Undoubtedly, you are enjoying your sojourn in private life, but you have already shown a willingness to step back into the arena when the threat is grave enough.

In January, you issued a public statement warning that “Efforts to reject the votes of the Electoral College and sow doubt about Joe Biden’s victory strike at the foundation of our republic.”

You saw what was happening and couldn’t remain silent. “It is difficult to conceive of a more anti-democratic and anti-conservative act than a federal intervention to overturn the results of state-certified elections and disenfranchise millions of Americans,” you said. “The fact that this effort will fail does not mean it will not do significant damage to American democracy.”

But that damage continues, and you can’t escape the harsh fact that you are part of it by: presiding over a corporation that continues to dump toxic disinformation into the body politic.

Paul, your position right now is unique. You are not just the former vice-presidential nominee of your party and the former speaker of the House. You sit on the board of directors of the media company that is shaping and distorting the future of the movement to which you have given your life. It is spreading vicious racist tropes.

Just this week Rep. Liz Cheney told you, “We can't embrace the notion the election is stolen. It's a poison in the bloodstream of our democracy.” But 70 percent of Republicans now believe that Big Lie. You know they didn’t get that from NPR.

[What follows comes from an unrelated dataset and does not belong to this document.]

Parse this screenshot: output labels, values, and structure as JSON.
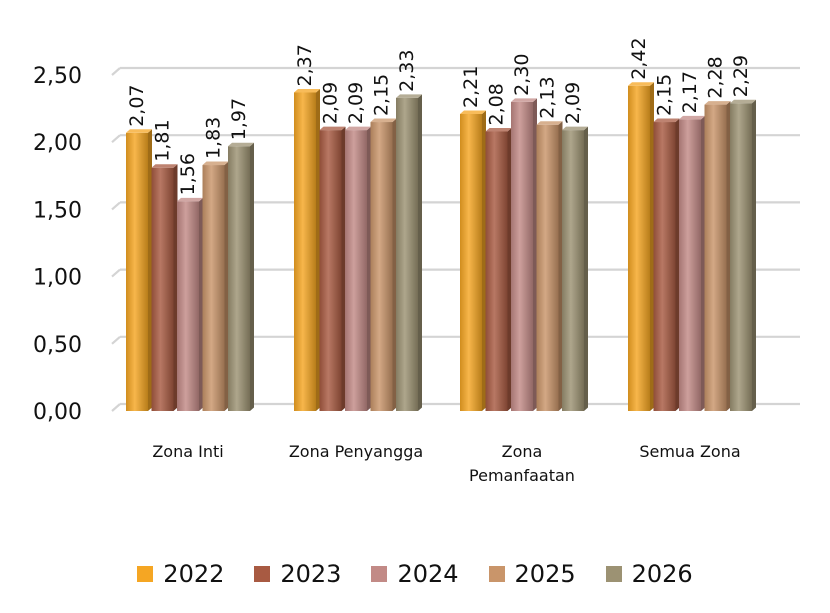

Fox has also become a vector of disinformation about the pandemic that is putting human lives in danger. Polls now find that 45 percent of Republicans say they don’t plan to get vaccinated. As a ballpark figure, based on the number of people who voted for Trump, that’s about 36 million people.

Even as the death toll has mounted, Fox News hosts have continued to interview conspiracy theorists, crackpots, and vaccine deniers.

This is not a partisan talking point; we may now end up counting the consequences in lost human lives.

And all the while, you have stayed silent. After your interview with Cheney, CNN’s Oliver Darcy pointedly asked when you will “speak out about the rhetoric” that you are “quite literally profiting off of?”

Why not now?

What brighter red lines could possibly be crossed? If this isn’t the moment to draw your own line, what would be?

If you want to make a difference, isn’t this the moment? If you want to change your legacy, isn’t this the time?